Dies erfolgte an­hand der Fra­ge­stel­lung, wie sich die Teilgebiete der Städte im Verhältnis zu­ei­nan­der ent­wi­ckeln und ob ei­ne Po­la­ri­sie­rung zwi­schen den Teilräumen stattfindet.

Methodisch wurde hierfür ei­ner­seits ei­ne Sy­nop­se über die be­steh­en­den Monitoringsysteme zur so­zia­len Stadtentwicklung in den am Pro­jekt teilnehmenden Städte erstellt. Andererseits wurde die Ver­füg­bar­keit und Verwendbarkeit bestehender kleinräumiger Datensammlungen geprüft so­wie ein For­schungs­de­sign für stadt­ver­gleichende Ana­ly­sen der Po­la­ri­sie­rung von Le­bens­la­gen und Se­gre­ga­ti­on entworfen.

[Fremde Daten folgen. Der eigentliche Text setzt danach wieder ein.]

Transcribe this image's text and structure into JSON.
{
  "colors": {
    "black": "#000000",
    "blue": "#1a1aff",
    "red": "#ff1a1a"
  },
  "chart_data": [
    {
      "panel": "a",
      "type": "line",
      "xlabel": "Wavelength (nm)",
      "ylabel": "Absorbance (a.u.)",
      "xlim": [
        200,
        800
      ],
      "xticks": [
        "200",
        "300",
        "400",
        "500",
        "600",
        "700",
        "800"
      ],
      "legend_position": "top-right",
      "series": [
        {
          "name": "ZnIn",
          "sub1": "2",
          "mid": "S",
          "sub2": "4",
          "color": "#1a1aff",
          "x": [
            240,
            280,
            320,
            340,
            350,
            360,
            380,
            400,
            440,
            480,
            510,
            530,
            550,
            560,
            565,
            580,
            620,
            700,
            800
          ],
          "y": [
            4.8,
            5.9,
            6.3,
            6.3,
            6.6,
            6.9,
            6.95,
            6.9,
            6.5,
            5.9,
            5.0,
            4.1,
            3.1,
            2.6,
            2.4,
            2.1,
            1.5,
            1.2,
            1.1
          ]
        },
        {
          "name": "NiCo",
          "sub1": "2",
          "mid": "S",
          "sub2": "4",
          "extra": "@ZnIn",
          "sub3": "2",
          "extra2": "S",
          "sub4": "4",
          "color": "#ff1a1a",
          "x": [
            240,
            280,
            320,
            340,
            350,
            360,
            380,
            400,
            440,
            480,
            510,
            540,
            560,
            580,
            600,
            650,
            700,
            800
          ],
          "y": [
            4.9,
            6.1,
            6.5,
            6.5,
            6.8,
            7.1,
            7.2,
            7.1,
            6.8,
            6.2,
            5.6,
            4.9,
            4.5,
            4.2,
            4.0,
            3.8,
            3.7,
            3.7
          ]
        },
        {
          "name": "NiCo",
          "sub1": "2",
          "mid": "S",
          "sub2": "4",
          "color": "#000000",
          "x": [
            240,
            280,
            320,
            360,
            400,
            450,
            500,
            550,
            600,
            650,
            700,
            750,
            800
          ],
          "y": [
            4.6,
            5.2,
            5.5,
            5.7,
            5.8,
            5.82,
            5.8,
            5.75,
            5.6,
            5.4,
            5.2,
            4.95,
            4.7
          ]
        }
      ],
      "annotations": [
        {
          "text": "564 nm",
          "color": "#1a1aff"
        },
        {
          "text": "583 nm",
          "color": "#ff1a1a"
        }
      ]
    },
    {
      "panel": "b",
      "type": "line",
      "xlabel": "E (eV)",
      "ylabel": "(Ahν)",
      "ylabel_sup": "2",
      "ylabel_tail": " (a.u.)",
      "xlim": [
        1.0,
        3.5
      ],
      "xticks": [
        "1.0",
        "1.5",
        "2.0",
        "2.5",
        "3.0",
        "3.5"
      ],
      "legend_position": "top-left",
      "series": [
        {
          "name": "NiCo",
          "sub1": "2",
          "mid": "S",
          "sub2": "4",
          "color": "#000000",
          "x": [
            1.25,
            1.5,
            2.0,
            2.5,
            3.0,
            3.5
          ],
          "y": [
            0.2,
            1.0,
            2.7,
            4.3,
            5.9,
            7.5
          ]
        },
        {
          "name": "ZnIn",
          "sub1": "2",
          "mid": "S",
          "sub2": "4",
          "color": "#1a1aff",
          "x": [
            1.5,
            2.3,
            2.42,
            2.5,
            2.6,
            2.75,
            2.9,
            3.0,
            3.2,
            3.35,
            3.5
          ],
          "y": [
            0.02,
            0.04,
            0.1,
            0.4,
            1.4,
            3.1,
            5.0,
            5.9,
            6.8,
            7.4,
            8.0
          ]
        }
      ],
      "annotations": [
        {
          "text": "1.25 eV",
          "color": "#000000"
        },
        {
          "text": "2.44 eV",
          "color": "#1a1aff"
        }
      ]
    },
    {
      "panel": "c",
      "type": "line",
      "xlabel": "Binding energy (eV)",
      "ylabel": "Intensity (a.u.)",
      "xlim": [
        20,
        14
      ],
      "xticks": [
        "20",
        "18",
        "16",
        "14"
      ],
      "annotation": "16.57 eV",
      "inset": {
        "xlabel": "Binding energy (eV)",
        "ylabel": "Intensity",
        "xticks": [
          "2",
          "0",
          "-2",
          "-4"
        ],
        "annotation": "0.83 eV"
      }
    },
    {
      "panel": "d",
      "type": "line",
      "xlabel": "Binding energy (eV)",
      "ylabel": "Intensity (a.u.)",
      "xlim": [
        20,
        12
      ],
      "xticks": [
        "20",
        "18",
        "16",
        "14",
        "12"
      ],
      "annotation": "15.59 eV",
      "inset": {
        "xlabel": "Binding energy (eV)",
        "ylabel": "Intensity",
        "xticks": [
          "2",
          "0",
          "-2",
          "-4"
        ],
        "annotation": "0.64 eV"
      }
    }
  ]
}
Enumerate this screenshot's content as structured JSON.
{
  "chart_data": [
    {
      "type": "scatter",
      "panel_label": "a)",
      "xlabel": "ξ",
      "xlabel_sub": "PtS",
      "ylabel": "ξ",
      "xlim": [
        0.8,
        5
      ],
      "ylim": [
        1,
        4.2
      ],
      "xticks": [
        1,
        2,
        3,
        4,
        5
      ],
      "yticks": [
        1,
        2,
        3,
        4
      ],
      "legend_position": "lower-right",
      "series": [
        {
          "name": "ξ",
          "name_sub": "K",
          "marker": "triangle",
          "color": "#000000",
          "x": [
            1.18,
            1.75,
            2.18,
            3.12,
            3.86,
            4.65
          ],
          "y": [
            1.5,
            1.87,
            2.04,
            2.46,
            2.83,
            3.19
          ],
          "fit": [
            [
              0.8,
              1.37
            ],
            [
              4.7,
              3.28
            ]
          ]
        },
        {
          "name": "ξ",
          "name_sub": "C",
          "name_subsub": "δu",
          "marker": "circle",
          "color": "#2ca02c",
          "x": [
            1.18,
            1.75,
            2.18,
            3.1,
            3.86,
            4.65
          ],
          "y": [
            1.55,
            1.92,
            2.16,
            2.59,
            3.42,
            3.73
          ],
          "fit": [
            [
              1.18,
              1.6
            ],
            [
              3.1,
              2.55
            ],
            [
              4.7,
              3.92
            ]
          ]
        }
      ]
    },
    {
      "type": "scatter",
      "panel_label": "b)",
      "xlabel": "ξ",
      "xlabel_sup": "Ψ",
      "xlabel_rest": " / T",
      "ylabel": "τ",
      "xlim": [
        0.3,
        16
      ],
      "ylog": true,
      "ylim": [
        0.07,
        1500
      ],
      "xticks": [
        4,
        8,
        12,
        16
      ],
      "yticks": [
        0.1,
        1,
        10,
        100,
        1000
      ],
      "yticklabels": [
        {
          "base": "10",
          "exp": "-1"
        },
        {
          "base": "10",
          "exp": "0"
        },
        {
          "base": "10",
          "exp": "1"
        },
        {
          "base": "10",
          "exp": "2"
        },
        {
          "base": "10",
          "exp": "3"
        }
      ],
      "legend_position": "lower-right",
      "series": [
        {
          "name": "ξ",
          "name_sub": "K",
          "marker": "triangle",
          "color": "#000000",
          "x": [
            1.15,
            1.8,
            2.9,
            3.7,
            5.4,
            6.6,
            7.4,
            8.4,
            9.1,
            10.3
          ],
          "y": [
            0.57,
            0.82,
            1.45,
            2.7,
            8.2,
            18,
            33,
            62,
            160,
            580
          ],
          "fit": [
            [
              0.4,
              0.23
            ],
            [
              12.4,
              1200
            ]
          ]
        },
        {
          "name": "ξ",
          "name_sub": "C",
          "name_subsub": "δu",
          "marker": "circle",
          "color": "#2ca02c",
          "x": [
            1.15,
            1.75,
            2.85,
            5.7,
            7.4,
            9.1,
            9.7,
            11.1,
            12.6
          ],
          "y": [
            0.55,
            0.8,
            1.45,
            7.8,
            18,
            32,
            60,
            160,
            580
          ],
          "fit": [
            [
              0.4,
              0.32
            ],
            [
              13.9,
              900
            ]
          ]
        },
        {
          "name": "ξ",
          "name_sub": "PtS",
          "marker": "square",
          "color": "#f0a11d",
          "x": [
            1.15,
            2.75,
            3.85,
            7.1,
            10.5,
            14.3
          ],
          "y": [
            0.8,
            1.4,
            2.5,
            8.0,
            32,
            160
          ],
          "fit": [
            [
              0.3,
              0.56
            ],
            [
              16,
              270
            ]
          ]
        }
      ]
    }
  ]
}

Um Aspekte der Se­gre­ga­ti­on, der Kon­zen­tra­ti­on und der Po­la­ri­sie­rung herausarbeiten zu kön­nen, wur­den die genannten Indikatoren „Ar­beits­lo­sig­keit“, „Kinderarmut“ und „Be­völ­ke­rung mit Mi­gra­tions­hin­ter­grund“ diesbezüglich und fol­gen­der­ma­ßen untersucht:

  • Segregation - De­fi­ni­ti­on und Er­he­bung: Berechnet nach dem Segregationsindex (SI), die­ser misst die ungleiche räumliche Verteilung von Bevölkerungsmerkmalen und drückt diese in einer Zahl für die Gesamtstadt aus. Der Segregationsindex betrachtet die Verteilung einer nach einem beliebigen Merkmal definierten Personengruppe in einem Gesamtgebiet, hier der Stadt. Er nimmt Werte von 0 bis 100 an, wo­bei 0 einer völlig gleichmäßigen Verteilung der Teilgruppen über al­le Teilräume entspricht.
  • Konzentration - De­fi­ni­ti­on und Er­he­bung: Berechnet nach dem Lokalisationsquotienten (LQ), die­ser wird für jeden Teilraum ei­ner Stadt berechnet und zeigt an, wie stark sich bestimmte Be­völ­ke­rungsgruppen in einzelnen Teilräumen kon­zen­trie­ren. Dazu wird der An­teil der untersuchten Be­völ­ke­rung an der Be­völ­ke­rung im Teilraum ins Verhältnis zu ihrem An­teil an der Be­völ­ke­rung in der Gesamtstadt ge­setzt. Liegt der LQ bei­spiels­wei­se bei > 1,0 so besteht ei­ne starke Kon­zen­tra­ti­on (d.h., die Be­völ­ke­rungsgruppe ist im Teilraum stärker repräsentiert, als sie es bei Gleich­ver­tei­lung in der Gesamtstadt wä­re).
  • Polarisierung - De­fi­ni­ti­on und Er­he­bung: Berechnet durch das Distanzmaß (DM) über die Dif­fe­renz zwi­schen dem lokalen und dem städtischen Ni­veau (städtischer Durch­schnitt). Auf diese Wei­se lässt sich er­mit­teln, wie sich die Po­si­ti­on einzelner Teilräume in­ner­halb des jeweiligen städtischen Kontextes darstellt und evtl. verändert.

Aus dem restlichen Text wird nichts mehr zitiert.